LIBOR, the London Interbank Offered Rate, is the average interest rate (estimate) that leading London banks would pay, at a given point in time, if they were to borrow money from other banks.
Some 16 major global banking operations are believed to have been involved in ‘rate-manipulation’ schemes burned U.S. homeowners out of “billions of dollars” by consistently, artificially popping the LIBOR rate up on the first day of the month – the day when interest rates were reset for ARMs (adjustable rate mortgages).
Affected U.S. mortgage-holders were defrauded in the schemes.
LIBOR rate-rigging also cost municipalities across the U.S. billions of dollars in municipal bond costs by artificially ‘tilting’ rates against the interest rate swaps that had been purchased by municipalities, such as Baltimore, to hedge the bonds.
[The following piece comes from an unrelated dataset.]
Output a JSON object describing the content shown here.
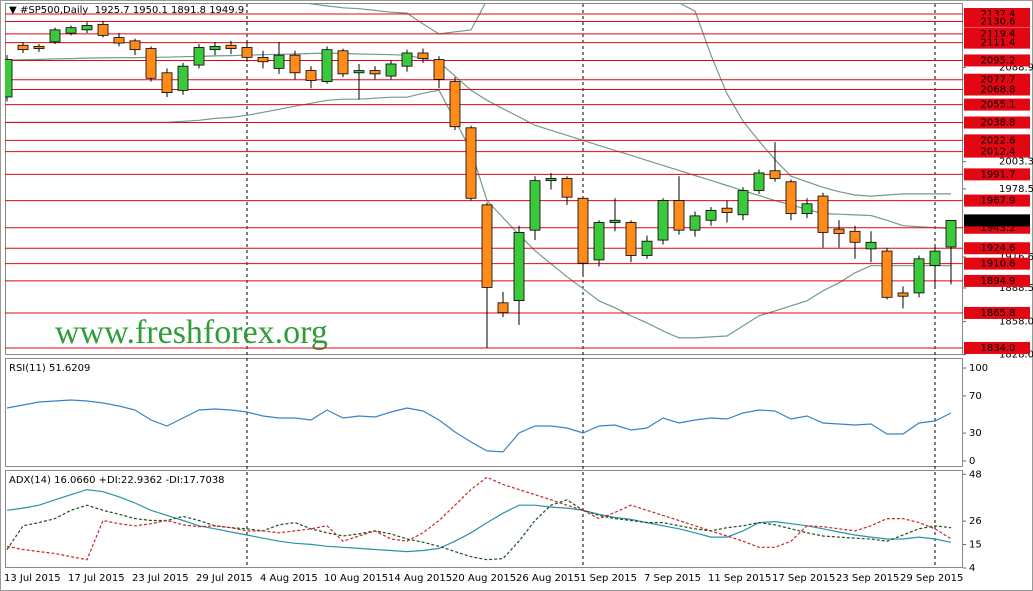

And these schemes affected the value of ‘swap lines’ that were held by several dozen U.S. banks, that were tied to LIBOR rates.
Reuters reported on March 14, 2014 that the FDIC was suing 16 banks that it believed were involved in LIBOR rate-rigging: “The banks named as defendants include Bank of America Corp, Citigroup Inc, Credit Suisse Group AG, Deutsche Bank AG, HSBC Holdings PLC, JPMorgan Chase & Co, and Royal Bank of Scotland Group PLC.”
“Other defendants in the lawsuit are Rabobank, Lloyds Banking Group plc, Societe Generale, Norinchukin Bank, Royal Bank of Canada, Bank of Tokyo-Mitsubishi UFJ and WestLB AG.” Barclays and UBS had already settled.
Note: all of the named banks had received billions of dollars, during the height of the financial crisis, from the Fed’s “secret liquidity lifelines.”
Citigroup, peak amount received from Fed: $99.5B
Bank of America: $91.4B
The most recent bank to be implicated, and fined: Lloyd’s Banking Group, Plc, peak amount received from Fed during the financial crisis: $505M
The very banks that received billions of dollars in bailout funds from the U.S. Federal Reserve were defrauding American families, state municipalities, and other U.S. financial institutions.
American families deserve nothing less than the same access to liquidity that these banks received, from U.S. taxpayers, during the financial crisis.